A la par de todo esto, se va
perdiendo cada vez más el sentido común y se incentiva el “exitismo” y el “pensamiento
único” a través del etiquetismo ideológico,
afectando nuestra calidad de vida.
Es así que existen quienes creen que
la felicidad consiste en aparentar exitismo por doquier (muestra de aquello es cuando bombardean las redes sociales mostrándose como extraordinarios, genios, exitosos o prósperos) y sumado a ello convive
el fanatismo de las “etiquetas” que estimulan el pensamiento único (creen que son los dueños de la verdad y de
lo que se debe entender por original y correcto), teniendo como objetivo
principal, el desprestigio sistemático de unos y el enaltecimiento reiterado de
otros (adviértase que es la misma
historia de siempre y esto ocurre en cualquier parte del mundo, por ejemplo: están
los hutus o los tutsis, valiente patriota o cobarde paria, sexual o fóbico, feminista o machista, derecha o izquierda,
blanco o marrón, racista discriminador o buena persona, tonto o intrépido, religioso
o ateo, conspiracionista o illuminati, santo o depravado, ambientalista o ecocida, etc.).
Quienes no encajen a tales criterios
sea porque piensan distinto o porque tienen por convicción el pensamiento analítico,
crítico y reflexivo contrario al absurdo y retrógrado “pensamiento único” llegan
a ser considerados como bastardos ideológicos (adviértase que bastardo en su acepción adjetiva implica aquello que se
aparta de sus características originales), esto porque no se encuadran al
diseño y características originales impuesto por el pensamiento único; y, acaban
siendo objetos de burla, crítica destructiva o incluso llegan al extremo de la
bajeza, en volverlo algo personal en la búsqueda de desacreditarlo e intentar dañar
su honorabilidad, utilizando las plataformas sociales digitales o los medios
tradicionales. Esto ocurre en cualquier terreno, sea éste político, académico, periodístico,
sociológico, etc.
Mientras mayor sea el nivel de agresión
denota la inminente posibilidad de que existan fuertes intereses económicos tras
bambalinas, de unos cuantos contratando como sus aliados a otros personajes mediáticos
para que arremetan y desprestigien a quienes piensen distinto; o, a su vez aprovechan
el apasionamiento de la gente desinformada para incrementar la destrucción de
la imagen y la reputación de aquel que disiente. Adviértase que mientras más
desinformada esté la persona o la sociedad, ésta resulta ser más blandengue y
manipulable.
Frente a hechos de coacción destinados a imponer un pensamiento único, el bastardismo
ideológico sustentado en el
pensamiento crítico más que verlo como malo más bien constituiría una virtud contra
aquella imposición, por cuanto guarda mayor acercamiento a los principios democráticos
y al ejercicio de las libertades individuales.

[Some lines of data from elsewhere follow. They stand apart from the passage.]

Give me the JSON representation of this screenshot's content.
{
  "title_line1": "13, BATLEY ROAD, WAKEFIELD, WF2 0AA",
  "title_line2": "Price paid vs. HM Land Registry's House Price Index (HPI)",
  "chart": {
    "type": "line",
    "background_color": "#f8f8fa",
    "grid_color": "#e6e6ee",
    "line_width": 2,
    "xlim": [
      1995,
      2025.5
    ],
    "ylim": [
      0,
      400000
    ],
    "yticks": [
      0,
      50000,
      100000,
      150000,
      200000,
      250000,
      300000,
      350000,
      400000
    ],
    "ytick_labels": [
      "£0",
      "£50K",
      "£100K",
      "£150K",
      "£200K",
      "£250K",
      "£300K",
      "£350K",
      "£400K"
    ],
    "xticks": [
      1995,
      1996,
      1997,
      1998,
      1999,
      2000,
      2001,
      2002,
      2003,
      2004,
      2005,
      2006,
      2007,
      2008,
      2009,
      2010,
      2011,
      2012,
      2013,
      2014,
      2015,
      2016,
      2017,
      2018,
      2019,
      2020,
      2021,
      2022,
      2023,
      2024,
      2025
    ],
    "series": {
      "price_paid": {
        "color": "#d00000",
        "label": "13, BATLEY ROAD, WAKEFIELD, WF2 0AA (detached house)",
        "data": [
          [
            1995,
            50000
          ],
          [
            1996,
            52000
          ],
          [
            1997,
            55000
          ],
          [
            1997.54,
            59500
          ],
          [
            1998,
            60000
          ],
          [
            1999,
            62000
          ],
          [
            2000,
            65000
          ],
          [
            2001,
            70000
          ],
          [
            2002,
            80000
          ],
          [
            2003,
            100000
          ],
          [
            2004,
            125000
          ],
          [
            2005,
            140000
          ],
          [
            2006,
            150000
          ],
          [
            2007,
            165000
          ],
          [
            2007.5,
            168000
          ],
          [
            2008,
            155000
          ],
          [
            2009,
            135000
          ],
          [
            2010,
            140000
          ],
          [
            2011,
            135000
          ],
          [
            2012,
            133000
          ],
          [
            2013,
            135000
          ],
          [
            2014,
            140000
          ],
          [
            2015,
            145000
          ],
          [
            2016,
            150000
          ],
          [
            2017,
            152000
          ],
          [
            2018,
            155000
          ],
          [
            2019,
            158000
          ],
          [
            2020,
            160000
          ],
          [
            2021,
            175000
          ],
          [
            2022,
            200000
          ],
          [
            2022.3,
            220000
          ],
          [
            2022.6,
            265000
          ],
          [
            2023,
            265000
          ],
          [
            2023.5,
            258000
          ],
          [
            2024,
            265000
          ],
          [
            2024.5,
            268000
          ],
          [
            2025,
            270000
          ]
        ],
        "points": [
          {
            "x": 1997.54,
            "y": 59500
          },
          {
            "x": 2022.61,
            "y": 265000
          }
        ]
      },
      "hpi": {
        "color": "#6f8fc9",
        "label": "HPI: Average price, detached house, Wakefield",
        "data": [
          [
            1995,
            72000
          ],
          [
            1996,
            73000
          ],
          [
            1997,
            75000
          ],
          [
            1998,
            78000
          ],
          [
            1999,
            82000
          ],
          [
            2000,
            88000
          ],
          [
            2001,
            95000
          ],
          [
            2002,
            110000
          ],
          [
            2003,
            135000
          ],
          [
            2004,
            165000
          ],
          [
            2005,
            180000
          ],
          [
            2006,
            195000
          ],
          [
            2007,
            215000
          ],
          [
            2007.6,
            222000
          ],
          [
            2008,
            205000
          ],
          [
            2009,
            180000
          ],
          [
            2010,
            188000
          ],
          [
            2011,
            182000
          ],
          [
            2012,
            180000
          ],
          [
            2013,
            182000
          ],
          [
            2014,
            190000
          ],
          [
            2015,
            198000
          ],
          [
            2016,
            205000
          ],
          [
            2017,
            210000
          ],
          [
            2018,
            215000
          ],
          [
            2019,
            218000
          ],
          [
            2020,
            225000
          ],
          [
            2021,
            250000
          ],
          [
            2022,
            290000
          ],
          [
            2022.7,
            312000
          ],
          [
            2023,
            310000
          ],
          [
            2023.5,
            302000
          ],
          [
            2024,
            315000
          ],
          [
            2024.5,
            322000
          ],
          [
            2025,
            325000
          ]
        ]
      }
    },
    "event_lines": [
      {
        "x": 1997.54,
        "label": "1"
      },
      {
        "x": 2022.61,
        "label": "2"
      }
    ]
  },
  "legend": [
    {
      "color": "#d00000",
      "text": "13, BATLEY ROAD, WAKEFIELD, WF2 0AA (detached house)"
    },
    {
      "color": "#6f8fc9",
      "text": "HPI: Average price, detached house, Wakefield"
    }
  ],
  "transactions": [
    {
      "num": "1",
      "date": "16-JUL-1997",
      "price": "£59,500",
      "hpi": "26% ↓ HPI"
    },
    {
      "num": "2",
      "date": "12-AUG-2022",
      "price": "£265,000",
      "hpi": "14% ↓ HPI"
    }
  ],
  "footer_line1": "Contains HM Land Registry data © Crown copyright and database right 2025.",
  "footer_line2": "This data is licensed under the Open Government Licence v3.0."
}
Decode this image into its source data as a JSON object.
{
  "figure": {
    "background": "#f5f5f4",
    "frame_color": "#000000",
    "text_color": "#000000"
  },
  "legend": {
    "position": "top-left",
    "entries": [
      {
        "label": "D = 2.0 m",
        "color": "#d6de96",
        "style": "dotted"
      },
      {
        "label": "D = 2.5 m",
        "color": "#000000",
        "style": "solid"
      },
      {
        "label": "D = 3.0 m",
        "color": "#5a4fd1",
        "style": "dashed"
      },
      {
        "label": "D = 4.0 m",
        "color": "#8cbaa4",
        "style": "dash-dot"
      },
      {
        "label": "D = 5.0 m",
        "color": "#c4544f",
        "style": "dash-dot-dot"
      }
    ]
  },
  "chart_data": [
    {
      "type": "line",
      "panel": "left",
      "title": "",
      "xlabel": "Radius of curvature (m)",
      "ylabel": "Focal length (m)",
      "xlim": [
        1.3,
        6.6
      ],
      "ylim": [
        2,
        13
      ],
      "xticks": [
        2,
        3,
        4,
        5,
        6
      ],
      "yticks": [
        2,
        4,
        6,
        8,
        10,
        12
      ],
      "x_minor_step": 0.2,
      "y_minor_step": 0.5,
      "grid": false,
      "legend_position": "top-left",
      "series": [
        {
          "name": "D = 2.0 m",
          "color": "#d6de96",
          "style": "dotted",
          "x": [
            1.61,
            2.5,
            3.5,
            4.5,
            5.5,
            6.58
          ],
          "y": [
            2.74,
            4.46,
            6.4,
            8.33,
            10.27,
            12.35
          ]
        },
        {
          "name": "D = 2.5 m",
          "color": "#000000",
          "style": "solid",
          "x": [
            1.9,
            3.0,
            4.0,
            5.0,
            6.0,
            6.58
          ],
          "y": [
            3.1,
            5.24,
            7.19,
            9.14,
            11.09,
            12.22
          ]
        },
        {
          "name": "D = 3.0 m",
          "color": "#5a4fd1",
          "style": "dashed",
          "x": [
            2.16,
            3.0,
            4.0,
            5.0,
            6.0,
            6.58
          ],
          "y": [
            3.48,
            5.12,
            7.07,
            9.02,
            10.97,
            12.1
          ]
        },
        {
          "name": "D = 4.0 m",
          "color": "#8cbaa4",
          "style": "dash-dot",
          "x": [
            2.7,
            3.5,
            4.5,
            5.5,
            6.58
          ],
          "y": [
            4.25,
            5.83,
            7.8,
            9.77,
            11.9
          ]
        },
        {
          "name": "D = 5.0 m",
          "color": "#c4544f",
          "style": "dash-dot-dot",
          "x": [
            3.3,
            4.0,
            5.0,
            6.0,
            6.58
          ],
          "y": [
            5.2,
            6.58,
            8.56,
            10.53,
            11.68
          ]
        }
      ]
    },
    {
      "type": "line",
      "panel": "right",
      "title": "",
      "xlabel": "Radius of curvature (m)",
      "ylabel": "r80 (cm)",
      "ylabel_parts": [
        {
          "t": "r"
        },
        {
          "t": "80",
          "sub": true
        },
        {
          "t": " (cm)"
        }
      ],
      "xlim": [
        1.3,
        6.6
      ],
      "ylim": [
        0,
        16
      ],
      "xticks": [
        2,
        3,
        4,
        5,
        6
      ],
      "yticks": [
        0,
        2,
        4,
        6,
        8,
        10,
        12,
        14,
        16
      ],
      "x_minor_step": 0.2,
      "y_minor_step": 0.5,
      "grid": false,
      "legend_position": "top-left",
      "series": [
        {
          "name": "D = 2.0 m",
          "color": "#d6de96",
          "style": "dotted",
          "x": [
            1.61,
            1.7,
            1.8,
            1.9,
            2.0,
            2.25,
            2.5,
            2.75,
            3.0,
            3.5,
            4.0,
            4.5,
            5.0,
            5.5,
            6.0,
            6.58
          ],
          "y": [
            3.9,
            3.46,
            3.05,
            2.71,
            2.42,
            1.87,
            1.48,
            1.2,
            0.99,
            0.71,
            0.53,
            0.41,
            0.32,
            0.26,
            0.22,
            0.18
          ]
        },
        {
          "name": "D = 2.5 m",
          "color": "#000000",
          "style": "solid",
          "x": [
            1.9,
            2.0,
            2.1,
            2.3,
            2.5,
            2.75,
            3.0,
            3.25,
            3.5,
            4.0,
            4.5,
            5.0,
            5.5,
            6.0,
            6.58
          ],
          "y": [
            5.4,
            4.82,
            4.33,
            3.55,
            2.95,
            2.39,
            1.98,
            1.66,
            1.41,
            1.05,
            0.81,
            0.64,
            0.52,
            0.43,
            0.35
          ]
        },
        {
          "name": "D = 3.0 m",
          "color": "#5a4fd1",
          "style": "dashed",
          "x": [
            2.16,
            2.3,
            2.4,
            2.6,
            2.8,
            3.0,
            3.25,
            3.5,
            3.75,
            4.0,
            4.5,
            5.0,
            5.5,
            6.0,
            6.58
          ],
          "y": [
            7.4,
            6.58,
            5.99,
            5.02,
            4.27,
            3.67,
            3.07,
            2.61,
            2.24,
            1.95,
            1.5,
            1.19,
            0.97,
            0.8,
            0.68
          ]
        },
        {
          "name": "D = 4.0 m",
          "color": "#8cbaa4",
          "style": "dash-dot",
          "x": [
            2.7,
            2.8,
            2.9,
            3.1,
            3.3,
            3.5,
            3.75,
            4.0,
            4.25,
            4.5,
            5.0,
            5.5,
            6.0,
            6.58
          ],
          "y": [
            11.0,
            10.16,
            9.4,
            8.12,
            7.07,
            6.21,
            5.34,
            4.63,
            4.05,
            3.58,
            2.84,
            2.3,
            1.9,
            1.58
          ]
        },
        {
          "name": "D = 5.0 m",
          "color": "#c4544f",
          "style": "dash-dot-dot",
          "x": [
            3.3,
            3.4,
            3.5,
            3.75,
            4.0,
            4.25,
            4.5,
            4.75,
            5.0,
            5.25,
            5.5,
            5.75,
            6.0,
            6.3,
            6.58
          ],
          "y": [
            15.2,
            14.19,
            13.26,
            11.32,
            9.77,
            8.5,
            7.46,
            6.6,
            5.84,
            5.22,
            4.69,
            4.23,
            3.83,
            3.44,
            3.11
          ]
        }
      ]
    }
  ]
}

Recordemos que la interacción
social es una necesidad humana, por lo tanto, debe garantizarse el libre intercambio
de ideas que no sean contrarios a los valores éticos morales, por los cuales se
incentiva el pensamiento crítico y a su vez la productividad y la prosperidad con
integridad e integralidad.
De esta manera, el remedio o antídoto para combatir este
fenómeno recurrente en la humanidad, no es otra que la educación de calidad
basada en principios y valores éticos morales, la orientación y la comprensión cultural
conforme a la época histórica que nos toque vivir.